Try not to let charts and market noise trick you into trading based on intraday 12-hour forecasts. Focus on what you know and make sure the volumes validate any potential new trade you make.

Buying and selling Breakouts/Breakdowns

Live EUR/USD charts and technical analysis are useful to be successful with this strategy. You'll find that the pair swings back and forth within "tunnels" for long periods of time. This creates clear trading ranges, which should lead to new trends, whether upward or downward.

Take your time during consolidation phases. The reward could be low risk trade entries when you spot key resistance and support levels eventually being broken, leading to a swift upward or downward move.

This technique relies on timing. If you enter the position too early, you may find that the range holds and a reversal is triggered. Enter too late and your risk increases as the position may trade above the new support or below the new resistance.

Tight range models

You will frequently see the pair climb or fall within a large tunnel and then fall dormant, creating narrow price range bars, resulting in minimal volatility. This also results in strong entry signals for price breakouts.

So enter your position in a narrow range setup and place a tight stop to avoid losses if a major reversal pops up.

The advantages of this method are that the narrow range pattern often predicts that price bars will rise on major price breakouts.
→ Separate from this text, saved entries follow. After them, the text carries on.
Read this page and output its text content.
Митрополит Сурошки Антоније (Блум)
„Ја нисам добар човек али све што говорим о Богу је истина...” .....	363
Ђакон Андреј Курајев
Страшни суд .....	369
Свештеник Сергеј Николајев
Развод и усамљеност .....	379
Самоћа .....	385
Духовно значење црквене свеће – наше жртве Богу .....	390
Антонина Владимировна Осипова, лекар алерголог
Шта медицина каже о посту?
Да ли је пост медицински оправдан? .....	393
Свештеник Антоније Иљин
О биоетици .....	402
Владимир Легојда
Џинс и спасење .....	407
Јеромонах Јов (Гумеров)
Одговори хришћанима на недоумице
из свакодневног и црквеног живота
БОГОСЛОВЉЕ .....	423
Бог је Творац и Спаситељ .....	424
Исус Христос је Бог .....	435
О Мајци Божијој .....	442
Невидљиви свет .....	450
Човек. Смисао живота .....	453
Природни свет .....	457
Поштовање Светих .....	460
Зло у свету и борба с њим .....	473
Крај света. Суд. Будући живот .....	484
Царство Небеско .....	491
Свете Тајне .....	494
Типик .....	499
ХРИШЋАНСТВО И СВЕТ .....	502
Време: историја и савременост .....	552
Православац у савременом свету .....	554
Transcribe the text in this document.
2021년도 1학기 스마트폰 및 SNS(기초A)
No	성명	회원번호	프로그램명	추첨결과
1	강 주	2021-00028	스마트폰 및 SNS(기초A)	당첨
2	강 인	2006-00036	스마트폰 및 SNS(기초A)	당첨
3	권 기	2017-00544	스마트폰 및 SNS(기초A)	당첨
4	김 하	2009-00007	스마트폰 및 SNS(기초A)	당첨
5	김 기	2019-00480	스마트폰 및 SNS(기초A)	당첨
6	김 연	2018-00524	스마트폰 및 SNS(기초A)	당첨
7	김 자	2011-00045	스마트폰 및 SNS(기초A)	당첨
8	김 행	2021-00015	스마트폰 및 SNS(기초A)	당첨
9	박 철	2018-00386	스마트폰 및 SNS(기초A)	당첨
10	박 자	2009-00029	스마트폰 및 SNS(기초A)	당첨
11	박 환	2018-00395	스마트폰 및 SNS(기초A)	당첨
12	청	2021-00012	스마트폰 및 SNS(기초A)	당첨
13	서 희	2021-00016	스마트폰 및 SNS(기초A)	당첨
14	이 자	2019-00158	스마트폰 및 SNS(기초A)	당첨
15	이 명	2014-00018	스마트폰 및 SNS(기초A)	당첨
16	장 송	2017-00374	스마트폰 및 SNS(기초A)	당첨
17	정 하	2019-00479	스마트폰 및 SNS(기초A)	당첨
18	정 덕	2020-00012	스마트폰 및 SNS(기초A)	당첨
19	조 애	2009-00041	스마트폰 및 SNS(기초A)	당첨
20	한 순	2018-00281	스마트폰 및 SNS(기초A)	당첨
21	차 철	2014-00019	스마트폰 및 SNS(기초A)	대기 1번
Also, it is low risk because you can place stop-losses close to the entry price.

When it comes to EUR/USD day trading, different strategies work for different people. Some prefer to use pivot points or futures curves, while others focus on trading before/during/after news announcements. Whether you opt for chart investing or not, be patient, perfecting a strategy takes time.


Traders are always looking for the best possible return when choosing a currency pair to invest in. Choosing the EUR/USD pair gives you the best chance of making a profit, and the high liquidity of this particular market along with competitive spreads can have the effect of increasing your odds of making - rather than losing - money.